De manière plus terre à terre, plus une personne a une faible estime d’elle, plus elle sera dans la souffrance et plus son estime d’elle-même sera élevée, plus elle sera dans le bien être au quotidien. Mon objectif, c’est que tu sois plutôt, si ce n’est pleinement du côté du bien-être. Alors, écoute-toi. Si tu identifies les signaux suivants, il y’a des fortes chances que tu manques d’estime de toi (dans une certaine mesure, a minima) : 
  • Tu ne te trouves pas assez bien
  • Tu ne te sens pas à la hauteur
  • Tu as une forte voix critique
  • Tu te punis
  • Tu te sens souvent coupable
  • Tu privilégies l’opinion des autres
  • Tu privilégies les besoins des autres
  • Tu te compares aux autres
  • Tu fais preuve d’indécision
  • Tu somatises
  • Tu es souvent réactif.ve
  • Tu développes des relations toxiques
  • Tu déprimes, tu as des troubles alimentaires ou des addictions
Les éléments qui vont plutôt faire pencher la barre du côté d’une bonne d’estime de toi et de ton bien être sont les suivant :
  • Tu t’apprécies
  • Tu fais preuve de confiance et d’assurance
  • Tu es indulgent et bienveillant envers toi et envers les autres
  • Tu es à l’aise avec tes décisions
  • Tu privilégies ta propre opinion
  • Tu privilégies tes propres besoins
  • Tu évalues tes propres progrès
  • Tu assumes ce que tu veux
  • Tu es bien dans ta peau
  • Tu es moins impacté par ce que font les autres
  • Tu te sens responsable de la manière dont tu te sens et de ce que tu fais
  • Tu as des relations et une vie saine
Si tu veux plus de bien-être dans ta vie, inscris-toi ici

                                          Il est important que tu comprennes comment tu en es arrivé là

Pour pouvoir améliorer ton estime de toi, je pense qu’il est important que tu comprennes comment tu en es arrivé là où tu en es aujourd’hui. Plusieurs facteurs influencent ton estime de toi :
  • Ton tempérament
  • Ton éducation
  • Ton environnement
  • Tes expériences
  • Tes réussites et échecs
  • Tes relations

Tout au long de notre vie, on va avoir des référents externes qui vont plus ou moins nous influencer. Quand on est enfant, ce sont nos parents. Ils détiennent et sont notre vérité. On voit le monde à travers leurs yeux puisque ce sont eux qui nous montrent et nous disent ce qu’est le monde et comment il fonctionne. Par exemple, à l’âge adulte, on peut décider de mettre l’accent sur notre apparence physique parce qu’on nous a répété qu’on était joli. e, ou au contraire parce qu’on le disait d’un frère ou d’une sœur. On peut se juger sur la base de nos résultats professionnels parce que plus jeunes, ce sont nos notes qui nous ont valu de la reconnaissance de la part de nos parents. On peut se faire tout. e petit.e parce qu’on nous a dit que c’était important d’être poli.e, de respecter la parole des autres, d’être discret.e, de ne pas trop parler, de ne pas trop parler fort ou de ne pas être curieux.se. Ayant été élevée dans une famille d’intellectuels africains, les 2 derniers concepts m’ont été inculqués. Qu’on les intègre ou qu’on se révolte contre eux, cela nous influence.

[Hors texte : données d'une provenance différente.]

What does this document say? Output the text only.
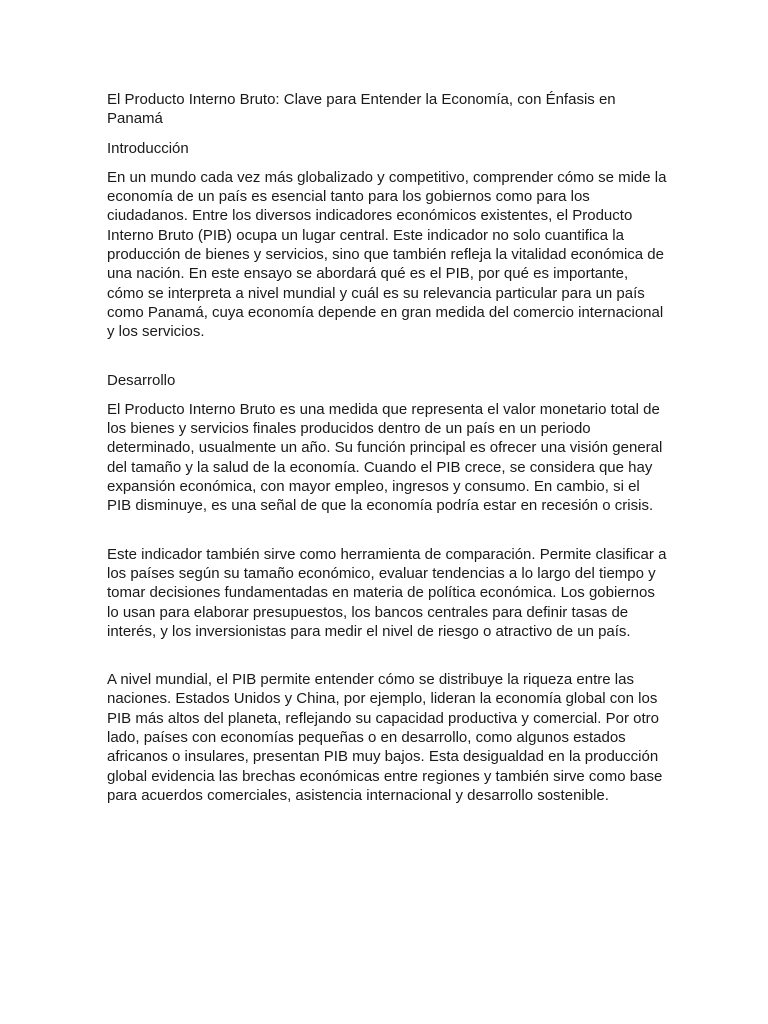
El Producto Interno Bruto: Clave para Entender la Economía, con Énfasis en Panamá

Introducción

En un mundo cada vez más globalizado y competitivo, comprender cómo se mide la economía de un país es esencial tanto para los gobiernos como para los ciudadanos. Entre los diversos indicadores económicos existentes, el Producto Interno Bruto (PIB) ocupa un lugar central. Este indicador no solo cuantifica la producción de bienes y servicios, sino que también refleja la vitalidad económica de una nación. En este ensayo se abordará qué es el PIB, por qué es importante, cómo se interpreta a nivel mundial y cuál es su relevancia particular para un país como Panamá, cuya economía depende en gran medida del comercio internacional y los servicios.

Desarrollo

El Producto Interno Bruto es una medida que representa el valor monetario total de los bienes y servicios finales producidos dentro de un país en un periodo determinado, usualmente un año. Su función principal es ofrecer una visión general del tamaño y la salud de la economía. Cuando el PIB crece, se considera que hay expansión económica, con mayor empleo, ingresos y consumo. En cambio, si el PIB disminuye, es una señal de que la economía podría estar en recesión o crisis.

Este indicador también sirve como herramienta de comparación. Permite clasificar a los países según su tamaño económico, evaluar tendencias a lo largo del tiempo y tomar decisiones fundamentadas en materia de política económica. Los gobiernos lo usan para elaborar presupuestos, los bancos centrales para definir tasas de interés, y los inversionistas para medir el nivel de riesgo o atractivo de un país.

A nivel mundial, el PIB permite entender cómo se distribuye la riqueza entre las naciones. Estados Unidos y China, por ejemplo, lideran la economía global con los PIB más altos del planeta, reflejando su capacidad productiva y comercial. Por otro lado, países con economías pequeñas o en desarrollo, como algunos estados africanos o insulares, presentan PIB muy bajos. Esta desigualdad en la producción global evidencia las brechas económicas entre regiones y también sirve como base para acuerdos comerciales, asistencia internacional y desarrollo sostenible.
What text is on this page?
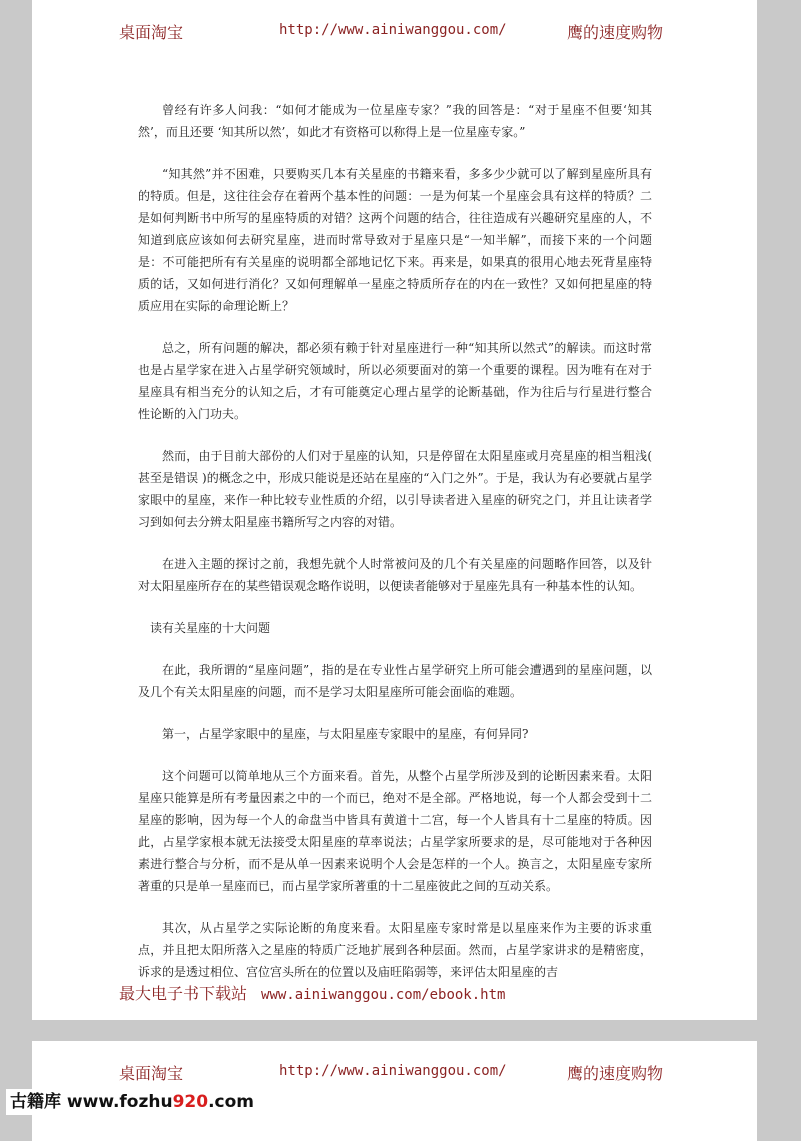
桌面淘宝	http://www.ainiwanggou.com/	鹰的速度购物

曾经有许多人问我：“如何才能成为一位星座专家？”我的回答是：“对于星座不但要‘知其然’，而且还要 ‘知其所以然’，如此才有资格可以称得上是一位星座专家。”

“知其然”并不困难，只要购买几本有关星座的书籍来看，多多少少就可以了解到星座所具有的特质。但是，这往往会存在着两个基本性的问题：一是为何某一个星座会具有这样的特质？二是如何判断书中所写的星座特质的对错？这两个问题的结合，往往造成有兴趣研究星座的人，不知道到底应该如何去研究星座，进而时常导致对于星座只是“一知半解”，而接下来的一个问题是：不可能把所有有关星座的说明都全部地记忆下来。再来是，如果真的很用心地去死背星座特质的话，又如何进行消化？又如何理解单一星座之特质所存在的内在一致性？又如何把星座的特质应用在实际的命理论断上？

总之，所有问题的解决，都必须有赖于针对星座进行一种“知其所以然式”的解读。而这时常也是占星学家在进入占星学研究领域时，所以必须要面对的第一个重要的课程。因为唯有在对于星座具有相当充分的认知之后，才有可能奠定心理占星学的论断基础，作为往后与行星进行整合性论断的入门功夫。

然而，由于目前大部份的人们对于星座的认知，只是停留在太阳星座或月亮星座的相当粗浅( 甚至是错误 )的概念之中，形成只能说是还站在星座的“入门之外”。于是，我认为有必要就占星学家眼中的星座，来作一种比较专业性质的介绍，以引导读者进入星座的研究之门，并且让读者学习到如何去分辨太阳星座书籍所写之内容的对错。

在进入主题的探讨之前，我想先就个人时常被问及的几个有关星座的问题略作回答，以及针对太阳星座所存在的某些错误观念略作说明，以便读者能够对于星座先具有一种基本性的认知。

读有关星座的十大问题

在此，我所谓的“星座问题”，指的是在专业性占星学研究上所可能会遭遇到的星座问题，以及几个有关太阳星座的问题，而不是学习太阳星座所可能会面临的难题。

第一，占星学家眼中的星座，与太阳星座专家眼中的星座，有何异同?

这个问题可以简单地从三个方面来看。首先，从整个占星学所涉及到的论断因素来看。太阳星座只能算是所有考量因素之中的一个而已，绝对不是全部。严格地说，每一个人都会受到十二星座的影响，因为每一个人的命盘当中皆具有黄道十二宫，每一个人皆具有十二星座的特质。因此，占星学家根本就无法接受太阳星座的草率说法；占星学家所要求的是，尽可能地对于各种因素进行整合与分析，而不是从单一因素来说明个人会是怎样的一个人。换言之，太阳星座专家所著重的只是单一星座而已，而占星学家所著重的十二星座彼此之间的互动关系。

其次，从占星学之实际论断的角度来看。太阳星座专家时常是以星座来作为主要的诉求重点，并且把太阳所落入之星座的特质广泛地扩展到各种层面。然而，占星学家讲求的是精密度，诉求的是透过相位、宫位宫头所在的位置以及庙旺陷弱等，来评估太阳星座的吉

最大电子书下载站 www.ainiwanggou.com/ebook.htm
桌面淘宝	http://www.ainiwanggou.com/	鹰的速度购物
古籍库 www.fozhu920.com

À l’adolescence, c’est l’avis de nos amis, de nos pairs qui devient prédominant. Est-ce que nous sommes accepté.e.s dans un groupe ? Est ce qu’on nous trouve cool.s, stylé.e.s ? Est ce qu’on nous invite aux ‘’booms’’ pour ceux qui ont connu ça. Plus tard, normalement, on commence à se détacher un peu plus du regard des autres et à s’accorder davantage de place et d’autorité. Ainsi, notre estime de nous dépendra non seulement de notre tempérament de base mais également de notre discours interne qui est en grande partie acquis.

Nous développons ainsi des schémas mentaux qui ne nous appartiennent pas. S’ils sont positifs au départ, c’est tant mieux. Sinon, il est important de les déconstruire, de se regarder et de déterminer ce qui est vrai pour nous, avec bienveillance et indulgence.

Si tu veux déconstruire les schémas mentaux qui te desservent, inscris-toi ici

Mets en place des systèmes qui te permettent d’améliorer ton estime de toi

Une fois que ce travail est fait mon premier conseil pour toi sera d’abandonner l’idée de la perfection et de viser l’excellence. Fais le travail important de déterminer ce que le succès représente pour toi, en te libérant des différents carcans sociaux et passe à l’action en faisant de ton mieux et en apprenant de tes erreurs en toute bienveillance (cf. « L’estime de soi c’est la base »).
Au quotidien, protège-toi des influences extérieures négatives et mets en place des systèmes qui te permettent d’améliorer ton estime de toi.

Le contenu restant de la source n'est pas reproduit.